Tuesday 17 April 2012

Saving Your Database Server From CPU Meltdown

This week I helped investigate a problem with our database server. Our customers were complaining that they could not log in to our website, so we took a look at our database server and found it to be using 100% CPU! Uh oh...

Something was clearly hammering our SQL Server database but how do you find the problem? Where do you start?

Tracing

I quickly Googled around to find out how I can track down performance bottlenecks and happened upon this excellent blog post: Finding the Causes of Poor Performance in SQL Server. I would highly recommend you bookmark this link, it might just save your bacon one day.

I won't repeat ad-nauseum what this post said, but effectively it involved setting up a trace running on your database - just like SQL Profiler but without the GUI - and then reading the trace file that is produced into a temporary table to be able to query it.

So we set up a trace to record all stored procedure calls for 30 minutes and analysed the results. We found that, within this period, one stored procedure was being called over 8000 times and was taking up a vast amount of time/resources. Great, lets start looking at improving this procedure.

Optimising

I can't go into great details about the problematic procedure - the system I work on is for a commercial business - but let me give an overview of what it was doing.
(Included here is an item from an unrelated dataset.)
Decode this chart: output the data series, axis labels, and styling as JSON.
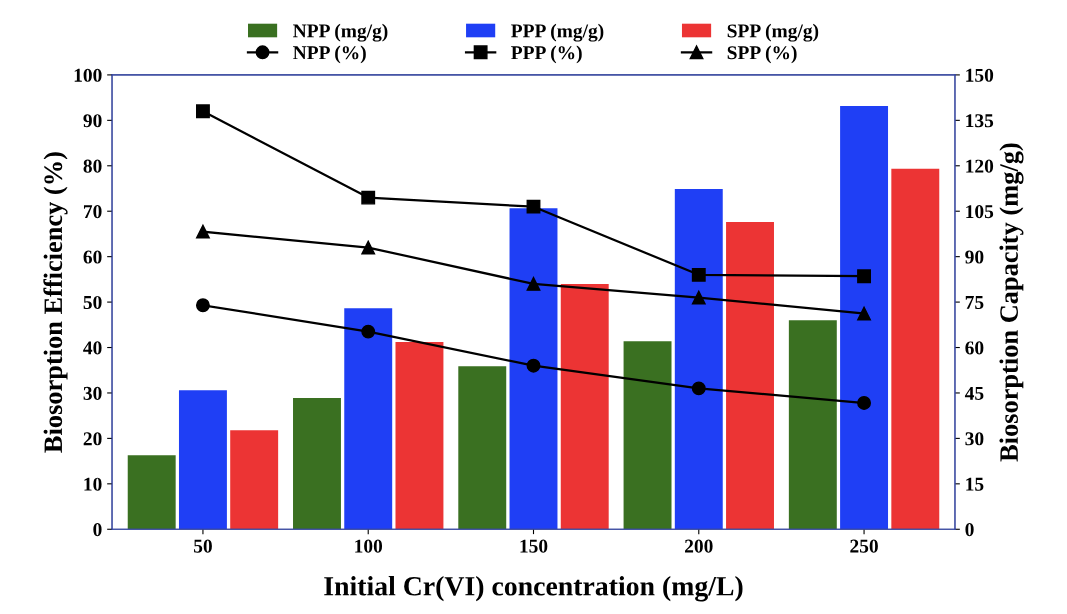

We have a table called Client which represents a hierarchical data structure, so every row in this table has a reference key to a parent Client. This procedure was being given an ID to a Client record and it then had to recurse up through the hierarchy until a certain condition was met, which would then return the top-most Client ID.

There were several things wrong with this approach:
  1. The procedure was using a database function in the WHERE clause to do this hierarchical searching, which is not very good for performance. Couple that with having to search an entire table and it must have slowed down the procedure a lot.
  2. Searching through the hierarchy of Client records was done using a WHILE loop; check the current row and if it did not meet a certain condition check the parent row and keep repeating. In my experience, SQL Server is never that great at working in this imperative fashion.
The fact that this procedure was being invoked so often meant I had to rewrite it to perform better. The solution I came up with is to use another table we have called ClientLookup. This solves the problem of a hierarchy being stored in the database by flattening all the parent IDs for every primary key in the Client table; filtering on a particular Client ID will therefore give you the entire list of parent Clients. Also the ClientLookup table is well indexed.

After rewriting this procedure to join on our ClientLookup table instead of a database function, CPU usage shot down dramatically. Below is a screenshot of the CPU graph in Resource Monitor. I've added an arrow to show the point where I made my procedure changes live.


Conclusion

This one simple change has now meant our entire system is working at light speed; in fact I'm amazed that doing this one thing has made such a profound impact. CPU usage on the server is at the lowest it has been for years whilst still working effectively, webpage request times have reduced greatly and our response times to the website all around the world has been halved.

What can we take away from this? Check your database performance regularly. Using the technique I used above, finding the biggest bottleneck and fixing it could give you big wins.